O grupo inglês Monty Python, com sua genial verve cômica, nos convida a ver a história do messias por outro ângulo em seu “A Vida de Brian” (1979). Caso assistido em sessão dupla com outra obra prima do grupo “O Sentido da Vida” (1983), mostra-se uma experiência que abre mentes e amplia conceitos, enquanto nos diverte. Um bom exemplo de crítica eficiente ocorre no segundo filme citado, onde um pai católico explica à sua extensa prole que terá que os doar para experiências científicas, já que o Vaticano proíbe os métodos anticoncepcionais e ele está sem dinheiro para sustentá-los. A cena é conduzida como um grande musical, com direito a freiras dançarinas e um refrão que diz: “caso um esperma seja jogado fora, Deus ficará muito irado”.

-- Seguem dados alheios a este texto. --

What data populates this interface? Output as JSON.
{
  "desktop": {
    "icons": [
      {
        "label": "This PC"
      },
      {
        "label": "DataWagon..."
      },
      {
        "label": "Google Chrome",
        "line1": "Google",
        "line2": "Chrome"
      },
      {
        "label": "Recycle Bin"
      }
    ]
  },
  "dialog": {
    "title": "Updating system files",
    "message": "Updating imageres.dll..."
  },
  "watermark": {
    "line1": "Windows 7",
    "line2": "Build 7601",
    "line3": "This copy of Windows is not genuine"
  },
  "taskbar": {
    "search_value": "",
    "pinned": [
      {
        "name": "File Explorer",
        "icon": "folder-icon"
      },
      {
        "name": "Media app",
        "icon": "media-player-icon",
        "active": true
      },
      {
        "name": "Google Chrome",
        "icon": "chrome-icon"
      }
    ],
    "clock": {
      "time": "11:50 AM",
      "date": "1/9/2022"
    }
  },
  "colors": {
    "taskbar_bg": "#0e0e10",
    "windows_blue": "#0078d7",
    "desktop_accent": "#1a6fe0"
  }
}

Existem muitos filmes que abordam a figura do messias católico. O Jesus questionador (logo, combatido pela igreja católica) de Scorsese e seu polêmico “A Última Tentação de Cristo”, o Jesus puramente simbólico e inocente que ajuda Pablito Calvo no clássico “Marcelino, Pão e Vinho”, o Jesus didático de Zeffirelli em seu gigantesco “Jesus de Nazaré”, o Jesus poético, loiro e de olhos azuis de “Rei dos Reis”, o Jesus transgressor e musical de “Jesus Cristo Superstar”, entre muitos outros. O cinema une a todos e nos faz discutir ideias e subverter conceitos. Quisera as religiões fossem assim.
Octavio Caruso – Ator e Crítico de Cinema (www.cinema.com.br).